As used in this application, the terms “front,” “rear,” “upper,” “lower,” “upwardly,” “downwardly,” and other orientational descriptors are intended to facilitate the description of the exemplary embodiments of the present application, and are not intended to limit the structure of the exemplary embodiments of the present application to any particular position or orientation.

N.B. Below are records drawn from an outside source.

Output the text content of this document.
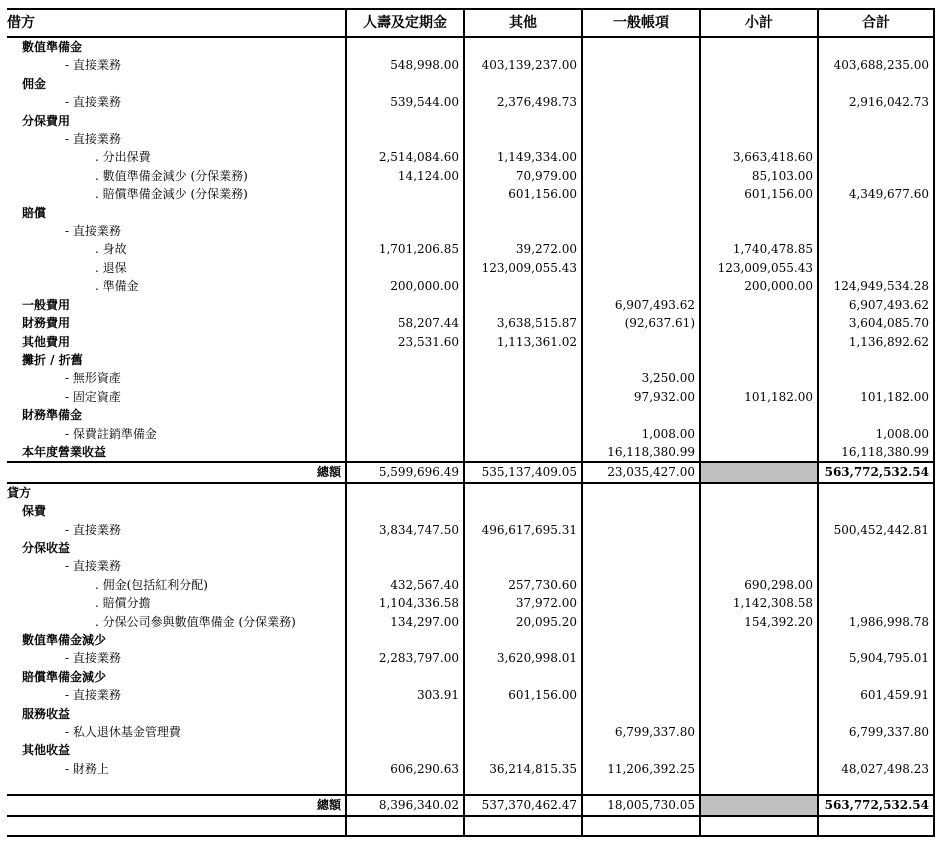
借方	人壽及定期金	其他	一般帳項	小計	合計
數值準備金					
- 直接業務	548,998.00	403,139,237.00			403,688,235.00
佣金					
- 直接業務	539,544.00	2,376,498.73			2,916,042.73
分保費用					
- 直接業務					
. 分出保費	2,514,084.60	1,149,334.00		3,663,418.60	
. 數值準備金減少 (分保業務)	14,124.00	70,979.00		85,103.00	
. 賠償準備金減少 (分保業務)		601,156.00		601,156.00	4,349,677.60
賠償					
- 直接業務					
. 身故	1,701,206.85	39,272.00		1,740,478.85	
. 退保		123,009,055.43		123,009,055.43	
. 準備金	200,000.00			200,000.00	124,949,534.28
一般費用			6,907,493.62		6,907,493.62
財務費用	58,207.44	3,638,515.87	(92,637.61)		3,604,085.70
其他費用	23,531.60	1,113,361.02			1,136,892.62
攤折 / 折舊					
- 無形資產			3,250.00		
- 固定資產			97,932.00	101,182.00	101,182.00
財務準備金					
- 保費註銷準備金			1,008.00		1,008.00
本年度營業收益			16,118,380.99		16,118,380.99
總額	5,599,696.49	535,137,409.05	23,035,427.00		563,772,532.54
貸方					
保費					
- 直接業務	3,834,747.50	496,617,695.31			500,452,442.81
分保收益					
- 直接業務					
. 佣金(包括紅利分配)	432,567.40	257,730.60		690,298.00	
. 賠償分擔	1,104,336.58	37,972.00		1,142,308.58	
. 分保公司參與數值準備金 (分保業務)	134,297.00	20,095.20		154,392.20	1,986,998.78
數值準備金減少					
- 直接業務	2,283,797.00	3,620,998.01			5,904,795.01
賠償準備金減少					
- 直接業務	303.91	601,156.00			601,459.91
服務收益					
- 私人退休基金管理費			6,799,337.80		6,799,337.80
其他收益					
- 財務上	606,290.63	36,214,815.35	11,206,392.25		48,027,498.23

總額	8,396,340.02	537,370,462.47	18,005,730.05		563,772,532.54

Terms of degree, such as “substantially” or “approximately” are understood by those of ordinary skill to refer to reasonable ranges outside of the given value, for example, general tolerances associated with manufacturing, assembly, and use of the described embodiments.

Claims

1. A luminaire comprising:

a base;

a light support extending from the base having a mounting section;

a first set of fins in thermal communication with the mounting section; and

a second set of fins intersecting the first set of fins and in thermal communication with the mounting section.

2. The luminaire of claim 2, wherein the first and second set of fins are in contact with the mounting section and dissipate heat from the LED board.

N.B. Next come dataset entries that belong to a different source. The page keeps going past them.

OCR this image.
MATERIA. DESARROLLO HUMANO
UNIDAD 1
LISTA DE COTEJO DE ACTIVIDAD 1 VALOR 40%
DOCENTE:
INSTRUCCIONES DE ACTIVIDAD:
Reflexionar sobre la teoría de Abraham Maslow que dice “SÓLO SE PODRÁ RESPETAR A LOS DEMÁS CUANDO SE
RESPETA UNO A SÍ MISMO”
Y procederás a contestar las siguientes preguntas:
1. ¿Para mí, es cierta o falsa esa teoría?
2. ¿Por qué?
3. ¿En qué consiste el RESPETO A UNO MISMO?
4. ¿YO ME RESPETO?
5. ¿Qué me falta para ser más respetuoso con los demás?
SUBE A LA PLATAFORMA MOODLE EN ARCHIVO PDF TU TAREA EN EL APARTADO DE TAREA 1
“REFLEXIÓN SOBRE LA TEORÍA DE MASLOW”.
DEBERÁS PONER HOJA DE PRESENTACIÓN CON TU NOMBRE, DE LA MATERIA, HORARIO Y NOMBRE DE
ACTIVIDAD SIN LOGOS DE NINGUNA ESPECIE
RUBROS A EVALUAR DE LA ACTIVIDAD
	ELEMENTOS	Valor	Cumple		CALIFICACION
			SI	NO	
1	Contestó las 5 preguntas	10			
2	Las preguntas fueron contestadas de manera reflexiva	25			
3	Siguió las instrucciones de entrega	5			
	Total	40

3. The luminaire of claim 1, wherein the second set of fins is substantially orthogonal to the first set of fins.

4. The luminaire of claim 1, wherein the first set of fins includes a first section, a second section, and a third section, and an upper edge of the second section is spaced below an upper edge of the first and third sections.

5. The luminaire of claim 1, wherein at least one of the first set of fins extends beyond the mounting section.

6. The luminaire of claim 7, wherein at least one of the second set of fins extends beyond the mounting section.

7. The luminaire of claim 1, wherein a plurality of gaps are positioned between the base and the light support.

8. The luminaire of claim 1, wherein a control assembly is positioned in the base.

9. The luminaire of claim 1, wherein a cover is connected to the base.

10. A luminaire comprising:

a housing;

a control assembly positioned in the housing;

a cover connected to the housing having a mounting section and a chamber including a heat fin in thermal communication with the mounting section; and

a light assembly connected to the mounting section and operatively connected to the control assembly.

11. The luminaire of claim 10, wherein the housing includes a conductor opening.

12. The luminaire of claim 11, wherein a recessed is formed around the conductor opening and a conductor gasket is positioned in recess.

13. The luminaire of claim 10, wherein the control assembly includes a photo sensor and an occupancy sensor.

14. The luminaire of claim 10, wherein the control assembly includes a driver.

15. The luminaire of claim 10, wherein the control assembly includes a first driver and a second driver.

16. The luminaire of claim 10, wherein the cover includes a mounting flange.

17. A luminaire comprising:

a housing;

a control assembly positioned in the housing;

a cover connected to the housing;

a light assembly operatively connected to the control assembly; and

a mounting assembly including a mounting plate connectable to a surface and a mounting bracket connected to the housing.

18. The luminaire of claim 17, wherein the mounting plate includes an angled wall and the mounting bracket includes an angled tab for engaging the angled wall.

19. The luminaire of claim 17, wherein a gasket is positioned between the mounting plate and the surface.

20. The luminaire of claim 17, wherein the housing includes a conductor opening and the conductor opening is aligned with an opening in the mounting plate.